Given all the symbolism, I found it so very ironic that Harley Davidson decides today is the perfect time to announce that it will cut its work force by 8 percent and trim bike shipments by thousands since domestic sales fell nearly 13 percent in Q1.  These announced layoffs are dramatic and the first of this magnitude in 20+ years! 

It’s no surprise that Harley CEO Jim Ziemer might have something to say about the difficult economy…ya, think Jim?  Could that housing market implosion have anything to do with people no longer pulling equity out of their homes to finance Harley’s over priced “Surrender Your Inner Badness” or “March Badness” hype?!!  Two carnies and a pygmy pony could stomp out better marketing slogans than that.

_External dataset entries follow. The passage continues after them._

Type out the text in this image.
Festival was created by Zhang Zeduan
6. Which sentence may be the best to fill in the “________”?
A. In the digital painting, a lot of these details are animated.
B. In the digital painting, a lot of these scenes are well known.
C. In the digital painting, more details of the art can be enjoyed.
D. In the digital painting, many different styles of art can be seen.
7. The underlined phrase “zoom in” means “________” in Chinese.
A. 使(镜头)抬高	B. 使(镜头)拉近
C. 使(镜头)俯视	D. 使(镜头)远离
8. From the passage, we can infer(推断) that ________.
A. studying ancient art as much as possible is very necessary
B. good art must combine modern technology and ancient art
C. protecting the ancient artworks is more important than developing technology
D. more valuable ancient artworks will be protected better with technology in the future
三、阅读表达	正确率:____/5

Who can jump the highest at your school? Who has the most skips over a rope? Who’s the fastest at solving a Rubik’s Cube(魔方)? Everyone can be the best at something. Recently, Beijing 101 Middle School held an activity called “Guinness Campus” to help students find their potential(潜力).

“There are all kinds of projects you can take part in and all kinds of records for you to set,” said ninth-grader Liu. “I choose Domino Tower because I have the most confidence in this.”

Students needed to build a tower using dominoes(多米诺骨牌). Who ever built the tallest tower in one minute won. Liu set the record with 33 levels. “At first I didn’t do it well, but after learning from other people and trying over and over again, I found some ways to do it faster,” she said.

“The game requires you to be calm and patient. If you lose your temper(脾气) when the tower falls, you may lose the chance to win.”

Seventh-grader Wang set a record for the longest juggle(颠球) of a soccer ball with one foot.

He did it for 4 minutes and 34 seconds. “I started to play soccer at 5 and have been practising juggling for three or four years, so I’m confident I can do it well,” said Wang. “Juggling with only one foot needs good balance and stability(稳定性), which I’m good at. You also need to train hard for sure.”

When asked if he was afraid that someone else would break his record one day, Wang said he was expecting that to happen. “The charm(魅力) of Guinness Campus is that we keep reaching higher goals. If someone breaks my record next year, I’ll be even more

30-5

I’m not sure about you, but I think a new $21K motorcycle (plus another $5K to make it run “nice”) is something people think twice or three times about.  I’ve blogged about arrogant dealers in the past who think people fall over themselves to spend that kind of cash, but with that easy equity cash bucket from the house gone, I think people will either hold on to their current bike for a little while longer or just wait out the “R” (recession thrash-n-crash) until the economy warm up a bit.

I read in several reports that Harley-Davidson has approx 5,600 production workers and 3,500 non-production workers.  Eight percent is approx 800 people impacted by this “downsize” decision and I truly feel sorry for each and every one of those cuts.  I work in an industry that routinely whacks-n-hacks a few thousand heads before morning smoke break so, I know the feeling….

It’s a difficult economic time my friends, but hang in there.